The U.S. has accused Russia of testing an anti-satellite weapon in space, just months after the country was also accused of spying on an American satellite in orbit.

In a statement yesterday, the U.S. Space Command said it “has evidence that Russia conducted a non-destructive test of a space-based anti-satellite weapon” on Wednesday, July 15.

General John Raymond, Commander of U.S. Space Command and Chief of Space Operations for the U.S. Space Force, said the test was “consistent with the Kremlin’s published military doctrine to employ weapons that hold U.S. and allied space assets at risk.”

The source of the test was supposedly the Cosmos 2543 satellite, which was launched on November 25, 2019. The event occurred when the satellite was near another Russian satellite, Cosmos 2535, but the projectile is not thought to have hit it or anything else in orbit.

“Russia released this object in proximity to another Russian satellite, which is similar to on-orbit activity conducted by Russia in 2017, and inconsistent with the system’s stated mission as an inspector satellite,” the statement said.
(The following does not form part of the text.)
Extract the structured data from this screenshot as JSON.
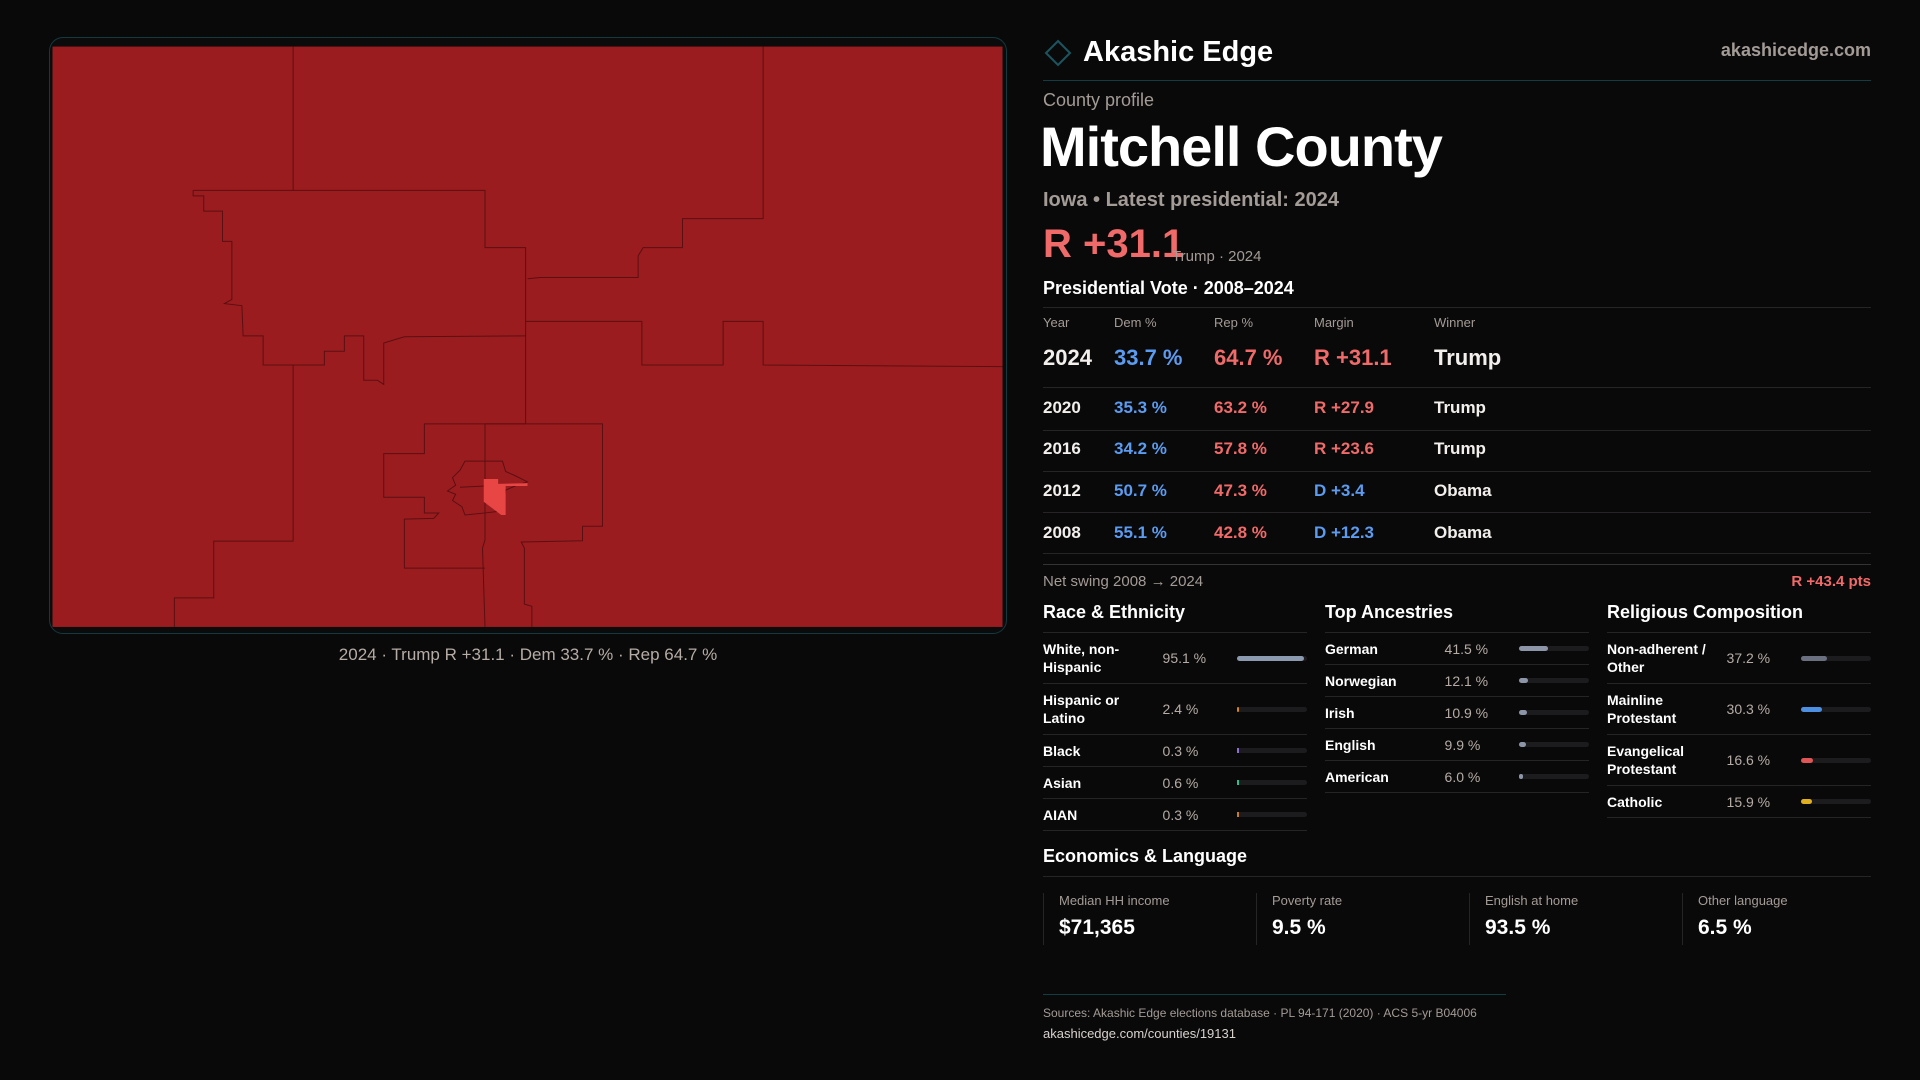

“[The] test is another example that the threats to U.S. and Allied space systems are real, serious and increasing.”

According to Jonathan McDowell from the Harvard-Smithsonian Center for Astrophysics on Twitter, the object appears to have been fired at 700 kilometers per hour, with no maneuvers following its deployment. “We don’t know how big the object is,” he noted. “But it’s a subsatellite of a subsatellite.”

Brian Weeden, a space policy analyst from the Secure World Foundation, noted on Twitter the speed suggested it was “a projectile being fired” rather than a satellite deployment. “That said, it’s also far from a conclusive weapons test. I’d put it in the worrisome category,” he added.

The satellite system involved in this incident was also accused of spying on the USA 245 satellite in February 2020. Cosmos 2542, which deployed the Cosmos 2543 satellite, was claimed to have adjusted its orbit to approach the U.S. government satellite, raising considerable alarm at the time.

“The classified USA 245 spacecraft belongs to the National Reconnaissance Office, and it is believed to carry a powerful Earth-facing telescope to take sharp, high-resolution photos for analysis by U.S. intelligence agencies,” said Spaceflight Now.

In April, Russia also launched an anti-satellite missile, known as the Nudol interceptor. The missile is supposedly designed to destroy satellites in low Earth orbit, although there are some question marks as to whether the system is actually operational yet or not.

Regardless, this latest orbital incident will be cause for some concern, with fears of potential conflicts in orbit. “The United States, in coordination with our allies, is ready and committed to deterring aggression and defending the Nation, our allies and vital U.S. interests from hostile acts in space,” said Raymond.